Ce point de vue est, tout “simplement” (!), celui de l’unité de l’Eglise. Et je veux m’y situer en militant obstiné du mouvement oecuménique. Disons-le de manière brutale : comment peut-on - comment puis-je moi-même ? - désirer de tout son coeur et soutenir de toutes ses forces la fin de la séparation entre catholiques, protestants, anglicans ou orthodoxes, et en même temps souhaiter que les “lefebvristes” (pour employer un terme le moins connoté possible…) restent au loin, hors de toute communion avec Rome ? La contradiction est trop violente pour qu’on puisse s’en débarrasser si vite ou, à plus forte raison, s’en désintéresser.
Si l’on répond à cette question par le bon sens évangélique (oui, c’est effectivement pour l’unité de TOUS ses disciples que le Christ, avant de mourir, a prié), alors les difficultés commencent… Mais il faut avoir le courage de les affronter comme étant celles, non seulement que ceux “d’en face” doivent assumer, mais que nous-mêmes, les bien-pensants du dedans, devons accepter comme venant nous bousculer.

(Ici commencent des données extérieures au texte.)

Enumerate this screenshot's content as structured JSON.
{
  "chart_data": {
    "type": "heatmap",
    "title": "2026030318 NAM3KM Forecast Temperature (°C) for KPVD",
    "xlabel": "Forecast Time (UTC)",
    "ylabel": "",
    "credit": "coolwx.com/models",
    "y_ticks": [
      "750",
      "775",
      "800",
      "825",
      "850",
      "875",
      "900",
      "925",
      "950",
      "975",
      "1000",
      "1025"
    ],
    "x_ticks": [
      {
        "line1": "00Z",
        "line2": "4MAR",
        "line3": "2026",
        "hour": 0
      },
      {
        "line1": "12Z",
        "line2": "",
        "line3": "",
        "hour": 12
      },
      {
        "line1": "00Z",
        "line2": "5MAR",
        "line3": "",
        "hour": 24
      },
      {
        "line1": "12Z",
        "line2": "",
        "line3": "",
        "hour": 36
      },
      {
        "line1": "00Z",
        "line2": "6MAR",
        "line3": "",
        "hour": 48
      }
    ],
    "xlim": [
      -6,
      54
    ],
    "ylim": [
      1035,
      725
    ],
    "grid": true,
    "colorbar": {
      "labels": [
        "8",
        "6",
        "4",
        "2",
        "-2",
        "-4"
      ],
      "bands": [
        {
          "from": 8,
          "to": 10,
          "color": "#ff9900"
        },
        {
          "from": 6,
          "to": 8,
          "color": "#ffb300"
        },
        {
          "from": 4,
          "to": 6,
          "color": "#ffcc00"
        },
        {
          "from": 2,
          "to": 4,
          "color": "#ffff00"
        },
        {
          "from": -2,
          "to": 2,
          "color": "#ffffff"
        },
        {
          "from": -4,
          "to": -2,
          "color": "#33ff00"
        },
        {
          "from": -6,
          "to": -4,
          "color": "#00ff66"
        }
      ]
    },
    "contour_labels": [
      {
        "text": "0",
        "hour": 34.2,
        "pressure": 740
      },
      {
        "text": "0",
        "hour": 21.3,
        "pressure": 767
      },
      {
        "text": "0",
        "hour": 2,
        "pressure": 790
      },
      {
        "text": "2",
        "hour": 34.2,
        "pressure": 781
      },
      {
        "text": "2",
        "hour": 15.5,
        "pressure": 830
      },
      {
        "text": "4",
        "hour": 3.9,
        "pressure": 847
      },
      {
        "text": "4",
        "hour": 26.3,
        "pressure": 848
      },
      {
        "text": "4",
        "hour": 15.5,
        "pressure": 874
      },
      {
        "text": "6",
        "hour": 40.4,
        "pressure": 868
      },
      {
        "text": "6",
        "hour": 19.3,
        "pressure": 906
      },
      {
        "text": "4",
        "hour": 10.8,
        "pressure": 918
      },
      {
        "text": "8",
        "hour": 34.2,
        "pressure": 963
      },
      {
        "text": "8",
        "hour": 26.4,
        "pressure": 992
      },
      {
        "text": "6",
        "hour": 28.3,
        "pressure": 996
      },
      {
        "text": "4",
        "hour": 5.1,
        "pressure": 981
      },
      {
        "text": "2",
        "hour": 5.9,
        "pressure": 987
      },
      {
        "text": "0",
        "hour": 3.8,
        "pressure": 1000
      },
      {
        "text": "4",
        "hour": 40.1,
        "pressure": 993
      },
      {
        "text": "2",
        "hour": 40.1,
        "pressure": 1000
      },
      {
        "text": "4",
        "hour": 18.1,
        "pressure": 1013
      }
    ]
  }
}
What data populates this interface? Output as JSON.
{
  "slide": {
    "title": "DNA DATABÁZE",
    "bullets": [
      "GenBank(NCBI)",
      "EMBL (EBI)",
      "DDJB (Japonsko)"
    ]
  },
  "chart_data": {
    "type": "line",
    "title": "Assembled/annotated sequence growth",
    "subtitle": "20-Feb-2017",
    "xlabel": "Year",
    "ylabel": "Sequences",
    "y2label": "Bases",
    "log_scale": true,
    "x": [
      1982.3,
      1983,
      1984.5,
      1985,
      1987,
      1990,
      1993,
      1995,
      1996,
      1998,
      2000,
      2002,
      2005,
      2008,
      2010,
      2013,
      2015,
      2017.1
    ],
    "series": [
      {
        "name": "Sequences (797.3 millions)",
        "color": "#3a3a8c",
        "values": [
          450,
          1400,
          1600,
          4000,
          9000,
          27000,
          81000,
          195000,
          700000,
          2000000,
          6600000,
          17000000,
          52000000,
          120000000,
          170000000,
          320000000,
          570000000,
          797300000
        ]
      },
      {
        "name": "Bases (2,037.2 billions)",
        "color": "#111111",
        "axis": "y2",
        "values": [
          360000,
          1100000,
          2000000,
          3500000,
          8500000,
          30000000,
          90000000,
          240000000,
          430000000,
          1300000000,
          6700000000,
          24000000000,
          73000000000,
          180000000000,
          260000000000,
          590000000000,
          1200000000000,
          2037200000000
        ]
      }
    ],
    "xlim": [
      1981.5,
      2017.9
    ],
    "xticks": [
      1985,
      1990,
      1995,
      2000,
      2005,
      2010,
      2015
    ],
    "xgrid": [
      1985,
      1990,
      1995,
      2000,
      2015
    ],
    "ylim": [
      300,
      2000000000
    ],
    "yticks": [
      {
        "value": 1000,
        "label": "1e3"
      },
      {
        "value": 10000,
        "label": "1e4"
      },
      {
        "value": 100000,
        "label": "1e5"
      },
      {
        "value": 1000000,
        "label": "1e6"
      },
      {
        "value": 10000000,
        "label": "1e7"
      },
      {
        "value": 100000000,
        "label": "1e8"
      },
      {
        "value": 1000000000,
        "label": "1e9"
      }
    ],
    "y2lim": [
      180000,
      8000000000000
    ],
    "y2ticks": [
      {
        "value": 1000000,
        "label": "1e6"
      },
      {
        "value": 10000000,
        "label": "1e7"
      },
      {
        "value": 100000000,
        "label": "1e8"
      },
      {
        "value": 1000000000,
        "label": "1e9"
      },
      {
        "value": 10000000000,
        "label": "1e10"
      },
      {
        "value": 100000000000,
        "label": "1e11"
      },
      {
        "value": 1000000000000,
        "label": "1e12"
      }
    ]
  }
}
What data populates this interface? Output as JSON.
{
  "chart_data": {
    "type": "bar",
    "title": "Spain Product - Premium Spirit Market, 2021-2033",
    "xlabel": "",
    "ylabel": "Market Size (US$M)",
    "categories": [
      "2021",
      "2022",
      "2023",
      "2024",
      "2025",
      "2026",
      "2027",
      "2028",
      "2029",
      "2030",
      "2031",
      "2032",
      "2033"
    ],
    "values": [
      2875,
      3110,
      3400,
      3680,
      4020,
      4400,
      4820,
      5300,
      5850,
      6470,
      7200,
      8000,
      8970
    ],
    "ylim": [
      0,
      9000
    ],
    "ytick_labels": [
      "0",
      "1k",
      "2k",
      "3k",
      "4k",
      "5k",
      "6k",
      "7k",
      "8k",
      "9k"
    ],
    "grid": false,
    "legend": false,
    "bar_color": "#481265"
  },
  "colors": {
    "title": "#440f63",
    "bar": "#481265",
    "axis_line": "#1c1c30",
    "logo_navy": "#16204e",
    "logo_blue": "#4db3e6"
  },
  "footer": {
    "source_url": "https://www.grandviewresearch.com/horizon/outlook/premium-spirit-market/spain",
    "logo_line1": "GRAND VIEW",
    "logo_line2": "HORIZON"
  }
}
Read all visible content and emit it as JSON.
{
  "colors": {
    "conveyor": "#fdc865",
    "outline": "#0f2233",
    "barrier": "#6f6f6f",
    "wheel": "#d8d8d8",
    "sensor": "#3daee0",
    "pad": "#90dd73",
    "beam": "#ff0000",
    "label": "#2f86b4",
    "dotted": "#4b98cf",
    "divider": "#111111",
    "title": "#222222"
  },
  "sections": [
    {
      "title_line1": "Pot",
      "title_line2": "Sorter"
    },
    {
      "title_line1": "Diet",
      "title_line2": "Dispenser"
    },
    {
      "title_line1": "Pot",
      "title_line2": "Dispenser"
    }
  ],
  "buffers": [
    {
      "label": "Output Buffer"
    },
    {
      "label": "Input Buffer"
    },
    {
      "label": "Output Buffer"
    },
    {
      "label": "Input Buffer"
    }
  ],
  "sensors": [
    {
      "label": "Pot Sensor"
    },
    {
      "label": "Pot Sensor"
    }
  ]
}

J’ai été sensible, dans les documents romains annonçant la levée des excommunications, par l’image de la fracture à réduire. A-t-on jamais vu pareille réduction pouvoir être effectuée sans douleur, non seulement pour le membre disloqué, mais pour l’ensemble du corps qui doit en quelque sorte se réajuster à lui autant que lui doit retrouver une saine articulation à ce corps dont il avait été dissocié ? Là est notre douleur actuelle, et là est sans doute aussi la souffrance d’un certain nombre de ces dissidents entendant l’appel à retrouver le giron de la mère-Eglise.
On me dira qu’ils ne méritent pas le tapis rouge que le Vatican semble dérouler pour les encourager à refranchir le seuil de l’Eglise plus de vingt ans après l’avoir désertée… On aurait espéré qu’ils reviennent à Rome comme on va à Canossa plutôt qu’en triomphateurs prétentieux. C’est aussi mon avis. Mais ces considérations, d’ordre affectif (et honorables comme telles) ne font pas le poids face l’impératif d’unité. Et cela, il faut l’accepter.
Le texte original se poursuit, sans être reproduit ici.